Don't let your phone suck you in
Earlier this summer I (at long last) visited the Yorkshire Sculpture Park. It’s glorious!
Your phone is a tool
This statue caught my eye. For a start, it’s three metres tall and bronze, but I liked the way the subject is looking at his phone.
I groan when I see adverts with people hunched over their phones. This guy isn’t doing that. His phone is clearly a tool and he is in control.
When I got home I did a little research. The work is called ‘Network’ and was made by Thomas J Price in 2013. (Price became notorious in 2001 when he tried to cover a gallery wall invisibly by licking it. His tongue rapidly started to bleed and so he inadvertently created a painting of sorts, the work now being known as ‘Licked’.)
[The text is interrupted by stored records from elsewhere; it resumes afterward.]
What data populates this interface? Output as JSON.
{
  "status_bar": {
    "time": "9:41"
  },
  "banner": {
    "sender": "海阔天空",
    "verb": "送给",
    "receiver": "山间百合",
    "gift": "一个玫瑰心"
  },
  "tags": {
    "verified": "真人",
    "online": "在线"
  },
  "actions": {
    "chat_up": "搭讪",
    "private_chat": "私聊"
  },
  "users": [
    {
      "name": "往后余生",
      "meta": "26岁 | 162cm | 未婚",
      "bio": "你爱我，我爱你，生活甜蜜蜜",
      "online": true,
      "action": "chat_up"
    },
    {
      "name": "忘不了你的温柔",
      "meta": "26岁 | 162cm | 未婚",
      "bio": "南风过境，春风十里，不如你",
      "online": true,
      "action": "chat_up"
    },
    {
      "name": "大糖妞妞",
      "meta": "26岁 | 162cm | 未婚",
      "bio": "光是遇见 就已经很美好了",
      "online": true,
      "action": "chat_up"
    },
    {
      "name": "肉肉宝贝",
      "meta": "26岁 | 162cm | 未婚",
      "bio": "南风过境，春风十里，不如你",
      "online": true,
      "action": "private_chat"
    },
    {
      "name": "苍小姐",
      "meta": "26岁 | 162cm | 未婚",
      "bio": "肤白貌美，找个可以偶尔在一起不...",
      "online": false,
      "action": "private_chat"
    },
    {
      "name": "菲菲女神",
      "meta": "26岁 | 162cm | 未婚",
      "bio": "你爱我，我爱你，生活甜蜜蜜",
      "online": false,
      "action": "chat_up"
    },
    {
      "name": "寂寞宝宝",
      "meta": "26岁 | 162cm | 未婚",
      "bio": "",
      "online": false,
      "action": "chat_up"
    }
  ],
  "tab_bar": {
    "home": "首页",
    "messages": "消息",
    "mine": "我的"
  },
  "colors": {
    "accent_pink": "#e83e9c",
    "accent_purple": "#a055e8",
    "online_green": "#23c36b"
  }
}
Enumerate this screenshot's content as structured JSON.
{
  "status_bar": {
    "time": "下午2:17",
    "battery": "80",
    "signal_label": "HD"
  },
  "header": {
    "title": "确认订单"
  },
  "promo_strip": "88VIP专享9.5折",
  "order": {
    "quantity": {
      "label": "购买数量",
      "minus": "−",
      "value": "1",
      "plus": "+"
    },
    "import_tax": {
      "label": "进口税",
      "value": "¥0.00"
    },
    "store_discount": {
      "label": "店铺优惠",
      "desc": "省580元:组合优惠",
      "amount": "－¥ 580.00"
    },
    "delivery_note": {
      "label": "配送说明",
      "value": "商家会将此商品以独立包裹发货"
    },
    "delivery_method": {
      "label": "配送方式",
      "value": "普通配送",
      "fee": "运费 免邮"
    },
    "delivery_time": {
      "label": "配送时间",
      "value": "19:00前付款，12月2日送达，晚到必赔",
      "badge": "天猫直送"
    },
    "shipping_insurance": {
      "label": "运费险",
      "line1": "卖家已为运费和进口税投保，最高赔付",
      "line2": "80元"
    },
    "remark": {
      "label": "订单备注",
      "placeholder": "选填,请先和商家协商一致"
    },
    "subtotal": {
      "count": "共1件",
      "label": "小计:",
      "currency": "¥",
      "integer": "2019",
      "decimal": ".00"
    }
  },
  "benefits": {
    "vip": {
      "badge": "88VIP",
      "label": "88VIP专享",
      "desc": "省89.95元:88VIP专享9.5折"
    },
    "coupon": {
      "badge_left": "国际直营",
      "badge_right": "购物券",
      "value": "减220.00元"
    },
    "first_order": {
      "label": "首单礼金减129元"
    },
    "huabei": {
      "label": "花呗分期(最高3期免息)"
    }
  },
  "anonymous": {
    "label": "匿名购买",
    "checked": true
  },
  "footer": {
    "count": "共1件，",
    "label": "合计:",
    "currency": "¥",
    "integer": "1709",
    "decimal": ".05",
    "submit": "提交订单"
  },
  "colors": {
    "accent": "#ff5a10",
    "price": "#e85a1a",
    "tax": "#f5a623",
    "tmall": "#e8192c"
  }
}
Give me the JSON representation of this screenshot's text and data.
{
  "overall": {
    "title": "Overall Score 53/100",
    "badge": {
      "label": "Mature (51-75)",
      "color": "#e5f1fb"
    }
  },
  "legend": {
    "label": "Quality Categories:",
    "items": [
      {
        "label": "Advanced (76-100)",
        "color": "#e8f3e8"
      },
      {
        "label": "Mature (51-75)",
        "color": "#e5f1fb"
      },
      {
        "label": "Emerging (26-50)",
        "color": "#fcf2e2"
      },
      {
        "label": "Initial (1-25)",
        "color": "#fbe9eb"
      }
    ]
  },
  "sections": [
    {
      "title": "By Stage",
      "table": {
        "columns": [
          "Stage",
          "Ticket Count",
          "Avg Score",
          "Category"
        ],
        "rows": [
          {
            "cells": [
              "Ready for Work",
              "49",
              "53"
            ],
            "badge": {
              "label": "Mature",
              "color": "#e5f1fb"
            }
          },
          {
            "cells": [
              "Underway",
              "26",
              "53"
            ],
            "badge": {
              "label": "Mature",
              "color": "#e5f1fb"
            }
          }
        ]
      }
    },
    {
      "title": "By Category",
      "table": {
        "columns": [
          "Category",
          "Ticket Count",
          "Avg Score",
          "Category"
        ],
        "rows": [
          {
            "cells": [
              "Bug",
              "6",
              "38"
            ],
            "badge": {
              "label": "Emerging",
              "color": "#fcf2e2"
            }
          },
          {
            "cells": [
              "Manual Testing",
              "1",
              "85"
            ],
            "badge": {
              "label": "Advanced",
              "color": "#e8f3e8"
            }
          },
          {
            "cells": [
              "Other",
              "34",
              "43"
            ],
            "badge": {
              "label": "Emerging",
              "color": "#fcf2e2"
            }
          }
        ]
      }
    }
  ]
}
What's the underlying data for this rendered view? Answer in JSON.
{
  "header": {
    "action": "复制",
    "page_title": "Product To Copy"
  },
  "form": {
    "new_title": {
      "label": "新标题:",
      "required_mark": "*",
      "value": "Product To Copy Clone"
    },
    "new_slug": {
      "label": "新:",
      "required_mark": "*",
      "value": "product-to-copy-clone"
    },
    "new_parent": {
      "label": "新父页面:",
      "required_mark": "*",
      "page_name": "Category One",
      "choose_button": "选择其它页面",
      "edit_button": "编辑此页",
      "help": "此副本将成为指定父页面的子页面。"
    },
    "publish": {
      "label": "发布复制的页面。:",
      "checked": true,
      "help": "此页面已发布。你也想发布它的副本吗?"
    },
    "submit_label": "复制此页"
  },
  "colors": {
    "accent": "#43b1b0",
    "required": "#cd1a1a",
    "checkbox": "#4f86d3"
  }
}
Apparently, when ‘Network’ first appeared, people viewed the subject as a rioter, presumably because it depicts a young black man! That thought didn’t occur to me, but the figure is striking because it is ordinary, and it’s not a middle-aged white male on a plinth.
No one person is depicted; Price always uses a variety of sources. When you look carefully, you notice the man is slightly parked on his right hip, and he doesn’t look entirely happy. Disturbing news? Disrupted plans? Price might say he looks somewhat melancholic and vulnerable, as so many people do behind their public persona.
Indeed this tall and strong-looking young man has evidently been affected by something he is reading on his phone. Nonetheless, he’s not letting the phone drag him down or suck him in, and that impresses me.
Keeping your head balanced
Maintain some space between your face and your phone, keeping your head balanced on the top of your spine. Make the phone work for you and remember - just a few years ago we all managed perfectly well without cell phones. They’re fantastically useful, but don’t let them change the way you move!